Proust lake : le lac des signes
Outre l'aspect très élogieux de ce documentaire, je le recommande vivement à tout amateur de Proust qui souhaiterait, soit avant, soit après, aller au-delà de la Recherche.
http://www.youtube.com/watch?v=s60bNcVr4IE
De la Recherche, on peut ne rien retenir. Au final, il peut ne s'agir que d'une lecture désabusée, tant la beauté du style compensera le peu d'accroche aux faits relatés à certains moments. La poésie de cet ouvrage n'est pas à démontrer.
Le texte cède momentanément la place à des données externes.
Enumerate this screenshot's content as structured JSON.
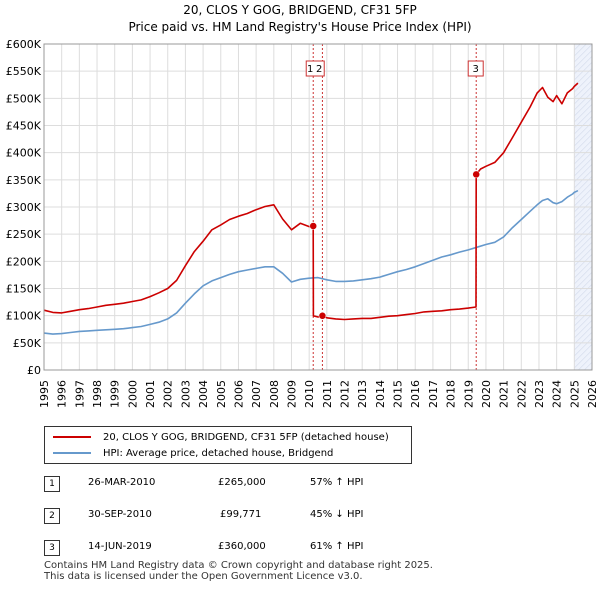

De la Recherche, on peut retenir les messages. Homosexualité, affaire Dreyfus, Première Guerre mondiale, tant de faits qui composent la vie de l'auteur qui sont tantôt raillés, tantôt pris très au sérieux. Car même si ce vaste livre n'est autre qu'un roman autobiographique, ou une autobiographie romanesque, il mélange toutes ces opinions extérieures au narrateur, car, et Proust l'a bien compris, on vit par le regard des autres, ce même regard qui fait les réputations, mais aussi les détruit.
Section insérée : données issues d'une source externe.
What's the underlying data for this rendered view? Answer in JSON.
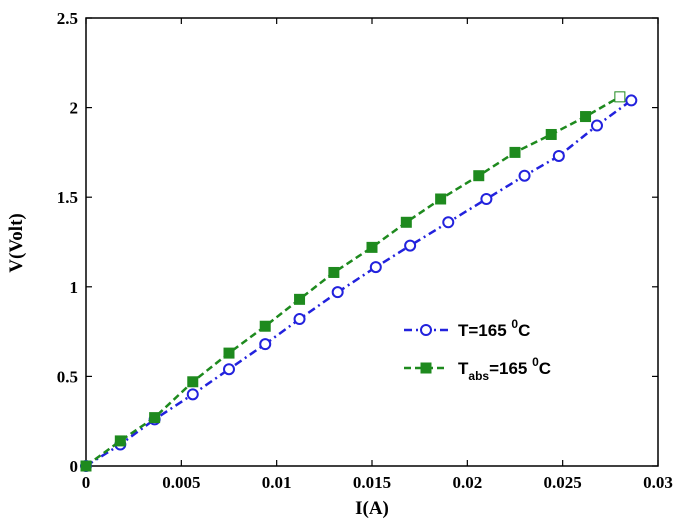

De la Recherche, on peut retenir la vie. Une vie, celle du narrateur qui, tel Casanova, va retourner dans son passé, pour pouvoir revivre toute sa vie en sens inverse, prenant la pente descendant vers la mort. Il affectionne d'ailleurs, dans le Temps retrouvé, la métaphore de la graine, de laquelle sort la plante, et qui meurt, une fois que cette dernière peut vivre de manière indépendante.
Le Temps Perdu n'est pas tant celui passé à ne rien faire. Le Temps Perdu de Proust, c'est celui qui sommeille dans son esprit, et qui attend que les mécanismes du conscient se déclenchent pour que les souvenirs se réveillent. Ainsi l'inégalité des dalles, la madeleine dans la tasse de thé, le bruit de la cuillère sur l'assiette, dans la dernière partie de la Recherche.
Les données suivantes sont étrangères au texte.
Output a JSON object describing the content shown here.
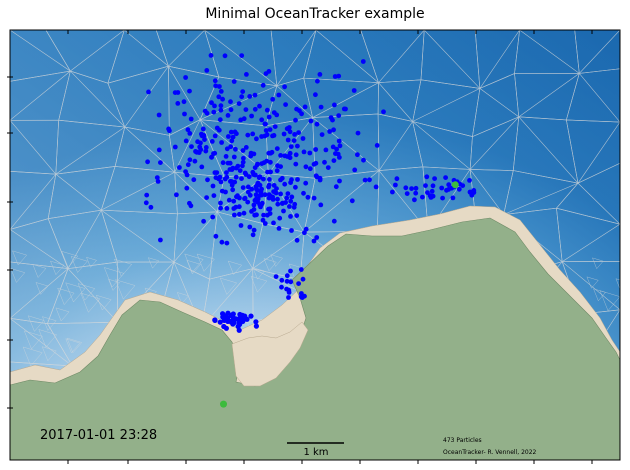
{
  "title": "Minimal OceanTracker example",
  "chart_data": {
    "type": "scatter",
    "title": "Minimal OceanTracker example",
    "timestamp": "2017-01-01 23:28",
    "particle_count_label": "473 Particles",
    "credit": "OceanTracker- R. Vennell, 2022",
    "scale_bar_label": "1 km",
    "colors": {
      "deep_water": "#1f6fb5",
      "shallow_water": "#dce9f5",
      "land": "#93b08a",
      "dry_zone": "#e6dac5",
      "particles": "#0000ff",
      "release_points": "#3dbb3d",
      "mesh": "#d8d8d8"
    },
    "release_points": [
      {
        "x": 0.73,
        "y": 0.64
      },
      {
        "x": 0.35,
        "y": 0.13
      }
    ]
  }
}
On peut encore se pencher sur ce livre pendant longtemps. L'appareil critique sur cet ouvrage est, si ce n'est pas plus, sûrement aussi volumineux que la Recherche. 1,2 million de mots, mais que faire de cette statistique ? Proust a voulu démontrer, non pas avec un microscope, mais avec un télescope, comme il le dit, que rien n'est moins sûr que la vie. De sa jalousie pour Albertine, il ne tirera que des souffrances, ces souffrances même qui sont la matière de cet ouvrage, qui n'est qu'une plaie, du début à la fin. La douleur du baiser manqué, dans le premier tome, jusqu'à la constatation de la proximité de la mort, dans le Temps Retrouvé.
Il est très dur de mesurer l'impact de cette oeuvre sur ma conscience, pour un peu revenir à mon cas. J'essaie de faire une critique brève, concise, mais tant de choses ont besoin d'être dites, je souhaiterais montrer tant de petites merveilles, toutes ces petites perles qui forment la parure qu'est ce roman, à ceux qui ne le liront probablement jamais. Mais si on veut continuer les comparaisons, on peut affirmer qu'il n'y a pas de plus belle église que celle qui a été construite au fur et à mesure du temps, et qui, à force d’embellissement, croît et devient une cathédrale.
Ce qui est drôle, non pas que dans le sens amusant, mais aussi bizzare, c'est la simplicité du livre. J'ai déjà fait lire des extraits à d'autres personnes, qui ont tout autant apprécié que moi. En réalité, il n'y a rien de plus simple à lire que la Recherche, si toutefois, on est prêt à s'y mettre. Malgré quelques passages de réflexion, il s'agit d'un roman dans l'âme, Proust n'a pas souhaité moins que faire une histoire qui plaise, qui soit drôle à certains moment, un peu plus grave, à d'autres. La Recherche est vie. Et si la Recherche est incompréhensible, c'est peut-être parce que vous vous y prenez mal, parce que vous n'utilisez pas la bonne lentille. Enfin, cela, Proust le dit surtout pour qu'on ne dise pas du mal de son oeuvre, car il n'y a rien de plus simple pour dénigrer les critiques négatives que de leur dire : Vous n'avez rien compris, passez votre chemin.